Hace 120 años, bajo la conjunción de los planetas Saturno y Mercurio, nacía Roberto Arlt. Fue el 26 de abril de 1900, en La Piedad 677, hoy llamada Bartolomé Mitre, a las once de la noche, y no el 7 de abril, como afirmó en una autobiografía publicada en 1929. Su nombre, según consta en la partida de nacimiento, fue Roberto Arlt, aunque firmó sus primeros textos y autobiografías como Roberto Godofredo Christophersen Arlt. Su nombre fue Roberto Arlt, aunque hoy sabemos, gracias al hallazgo de Roberto Colimodio Galloso, que su nombre de pila, el que figura en la partida de bautismo, fue Roberto Emilio Gofredo. El Godofredo, con errata en la partida, fue elegido por su madre “por leer La Jerusalén libertada de Torcuato Tasso”; del Emilio no teníamos ni noticias; el Christophersen, pura invención.
Esta inestabilidad del nombre propio, que la errata no hace sino subrayar, da cuenta de la inestabilidad de un punto de partida desde el cual el escritor, periodista, dramaturgo, cronista e inventor Roberto Arlt pudo, y supo, construir una imagen pública, una trayectoria y una identidad. En los comienzos de esa construcción pública está, precisamente, el juego, el señalamiento, la puesta en cuestión del nombre propio. En marzo de 1929, cuando todavía era un joven periodista de origen inmigratorio, sin más antecedentes literarios que una primera novela publicada, Arlt reflexiona sobre las dificultades de acceso al mundo de la literatura de quienes, como él, no tenían como credenciales de ingreso ni un pasado nacional ni una tradición familiar.
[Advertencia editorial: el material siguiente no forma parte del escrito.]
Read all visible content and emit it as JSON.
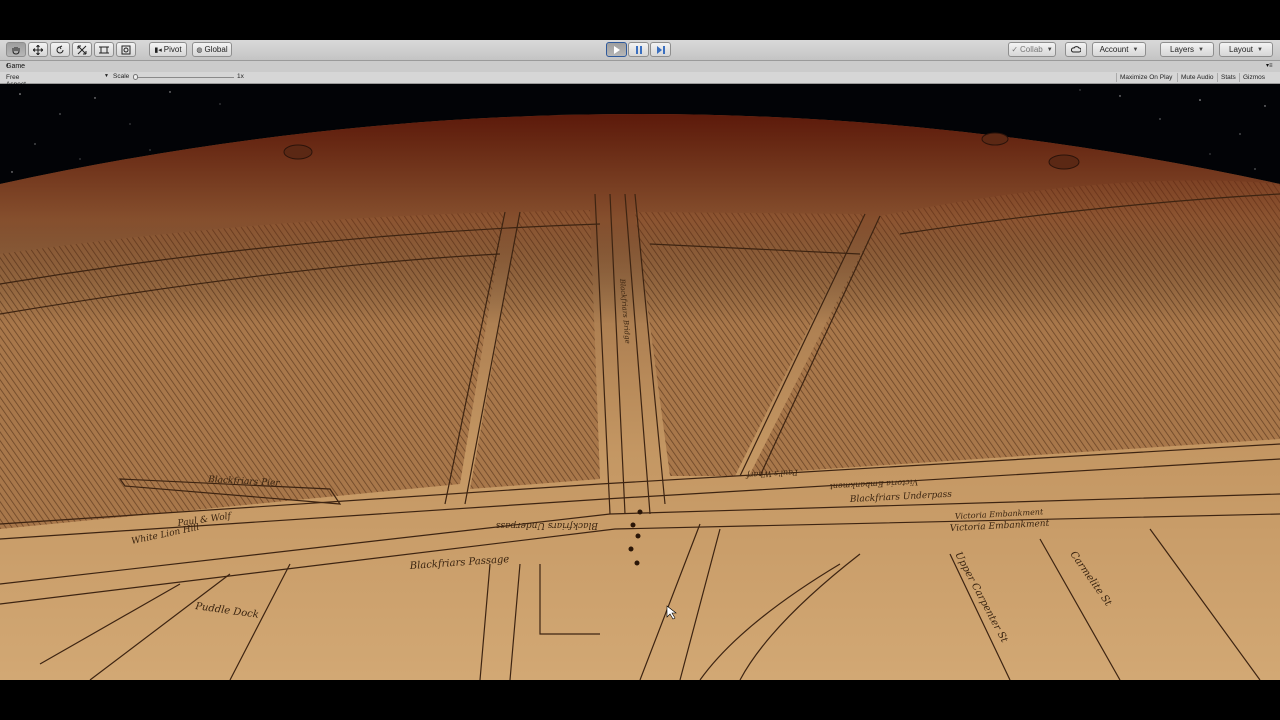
{
  "toolbar": {
    "pivot_label": "Pivot",
    "global_label": "Global",
    "collab_label": "Collab",
    "account_label": "Account",
    "layers_label": "Layers",
    "layout_label": "Layout"
  },
  "game_tab": {
    "title": "Game"
  },
  "game_bar": {
    "aspect": "Free Aspect",
    "scale_label": "Scale",
    "scale_value": "1x",
    "maximize_label": "Maximize On Play",
    "mute_label": "Mute Audio",
    "stats_label": "Stats",
    "gizmos_label": "Gizmos"
  },
  "map_labels": {
    "blackfriars_pier": "Blackfriars Pier",
    "paul_wolf": "Paul & Wolf",
    "white_lion_hill": "White Lion Hill",
    "blackfriars_underpass_left": "Blackfriars Underpass",
    "blackfriars_passage": "Blackfriars Passage",
    "puddle_dock": "Puddle Dock",
    "blackfriars_underpass_right": "Blackfriars Underpass",
    "victoria_embankment_1": "Victoria Embankment",
    "victoria_embankment_2": "Victoria Embankment",
    "victoria_embankment_top": "Victoria Embankment",
    "pauls_wharf": "Paul's Wharf",
    "upper_carpenter": "Upper Carpenter St",
    "carmelite": "Carmelite St",
    "blackfriars_bridge": "Blackfriars Bridge"
  },
  "colors": {
    "map_base": "#c79a63",
    "map_dark": "#7a3a22",
    "water_stripes": "#6b4526",
    "toolbar_bg": "#cfcfcf",
    "play_blue": "#3a6fc0"
  }
}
Y lo hace a través del cuestionamiento de su apellido: en la aguafuerte porteña “Yo no tengo la culpa”, Arlt lo describe como esas “inexpresivas cuatro letras”, esa “vocal y tres consonantes”, “eso” difícil de pronunciar y vaciado de toda legitimación social, que señala, y subraya, la inestabilidad del nombre propio: “Los líos que suscitaba mi apellido, cuando yo era un párvulo angelical, se producen ahora que tengo barbas y ‘veintiocho septiembres’, como dice la que sabe quién soy yo ‘a través de su Arlt’. Y a mí, me revienta esto. Me revienta porque tengo el mal gusto de estar encantadísimo con ser Roberto Arlt. Cierto es que preferiría llamarme Pierpont Morgan o Henry Ford o Edison o cualquier otro ‘eso’, de esos; pero en la material imposibilidad de transformarme a mi gusto, opto por acostumbrarme a mi apellido (…) En cuanto a llamarme así, insisto: yo no tengo la culpa”.
DE PROFESIÓN ESCRITOR
Con el desparpajo irreverente de los jóvenes que no tienen nada que perder, Arlt supo construir muy tempranamente una imagen pública de escritor disruptivo y periodista discordante para consolidar su lugar en la literatura argentina. Porque ser escritor y hacer de la escritura una profesión no fueron tareas fáciles. Hijo de padres inmigrantes en una casa de barrio donde no se hablaba castellano, Arlt vivió en Flores, donde cursó sus estudios primarios y dio sus primeros pasos literarios: a los ocho años, le vendió su primer cuento a un “distinguido vecino de Flores”, por cinco pesos, y a los dieciocho publicó, gracias a otro vecino de Flores, el escritor y periodista Juan José de Soiza Reilly, su primer relato, “Jehová”, en la Revista Popular. En esas mismas calles se sitúa la acción de su primera novela, El juguete rabioso, de 1926, donde un joven Silvio Astier lee folletines y sueña con ser “un bandido de alta escuela”, un inventor como Edison o un escritor como Baudelaire; la primera gran novela con la que Arlt inaugura la narrativa urbana moderna en la Argentina.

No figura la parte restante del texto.